The radical element in testimony and life that once made Christians hated by the world is missing from present-day evangelicalism.


It is useless for large companies of believers to spend long hours begging God to send revival. Unless we intend to reform we may as well not pray. Unless praying men have the insight and faith to amend their whole way of life to conform to the New Testament pattern there can be no true revival.


The fact is that we are not today producing saints. We are making converts to an effete type of Christianity that bears little resemblance to that of the New Testament. The average so-called Bible Christian in our times is but a wretched parody on true sainthood. Yet we put millions of dollars behind movements to perpetuate this degenerate form of religion and attack the man who dares to challenge the wisdom of it.


And when the deliverers come---reformers, revivalists, prophets---they will be men of God and men of courage. They will have God on their side because they will be careful to stay on God's side. They will be co-workers with Christ and instruments in the hand of the Holy Ghost. Such men will be baptized with the Spirit indeed...


Our only hope is that renewed spiritual pressure will be exerted increasingly by self-effacing and courageous men who desire nothing but the glory of God and the purity of the church. May God send us many of them.


Today we need prophetic preachers; not preachers of prophecy merely, but preachers with a gift of prophecy. The word of wisdom is missing. We need the gift of discernment again in our pulpits.


What is needed desperately today is prophetic insight. Scholars can interpret the past; it takes prophets to interpret the present.


Any spirit that permits compromise with the world is a false spirit. Any religious movement that imitates the world in any of its manifestations is false to the cross of Christ and on the side of the devil.


The popular notion that the first obligation of the church is to spread the gospel to the uttermost parts of the earth is false. Her first obligation is to be spiritually worthy of it.


Some who desire to be teachers of the Word, but who understand neither what they say, nor whereof they affirm, insist upon "naked" faith as the only way to know spiritual things. By this they mean a conviction of the trustworthiness of the Word of God (a conviction, it may be noted, which the devils share with them). But the man who has been taught even slightly by the Spirit of Truth will rebel at this perversion. His language will be, "I have heard Him and observed Him. What have I to do any more with idols?" For he cannot love a God who is no more than a deduction from a text.


The man who preaches truth and applies it to the lives of his hearers will feel the nails and the thorns.

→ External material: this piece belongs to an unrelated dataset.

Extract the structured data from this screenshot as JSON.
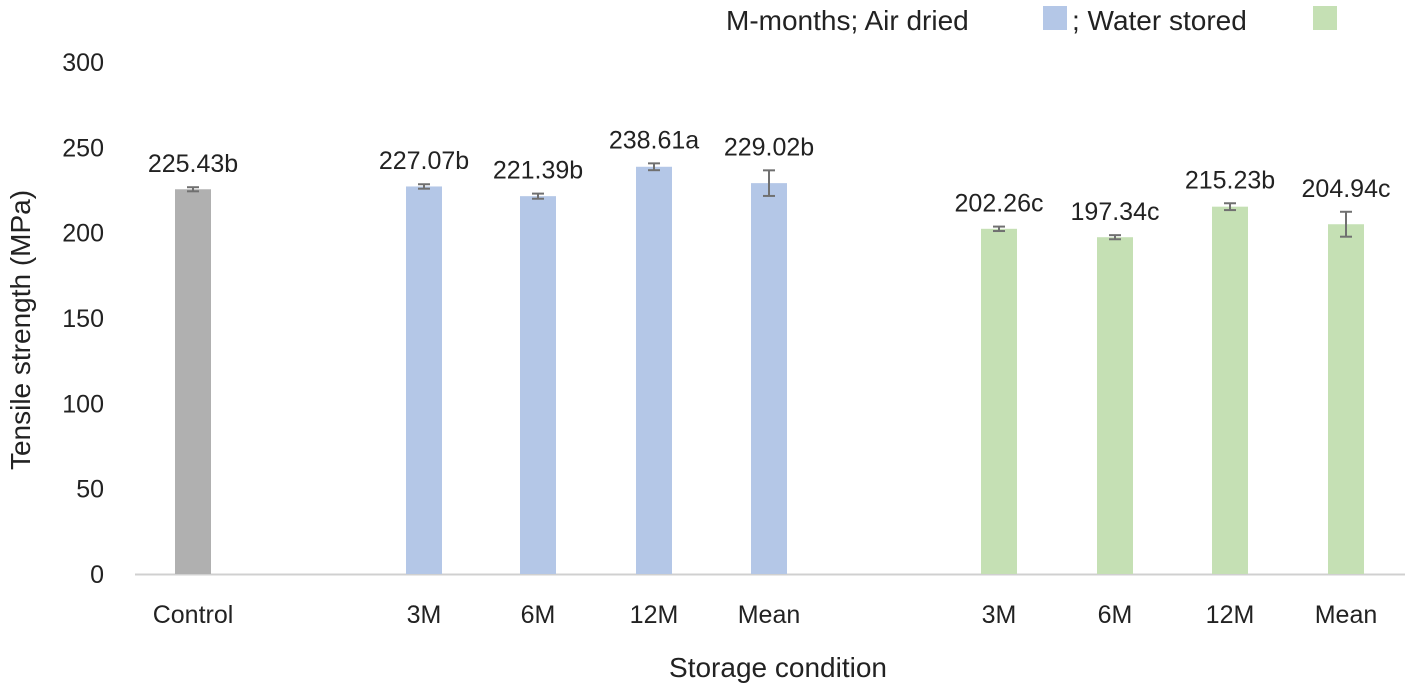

He will lead a hard life, but a glorious one. May God raise up many such prophets. The church needs them badly.


The truly spiritual man is indeed something of an oddity. He lives not for himself but to promote the interests of Another...He finds few who care to talk about that which is the supreme object of his interest, so he is often silent and preoccupied in the midst of noisy religious shoptalk. For this he earns the reputation of being dull and over-serious, so he is avoided and the gulf between him and society widens."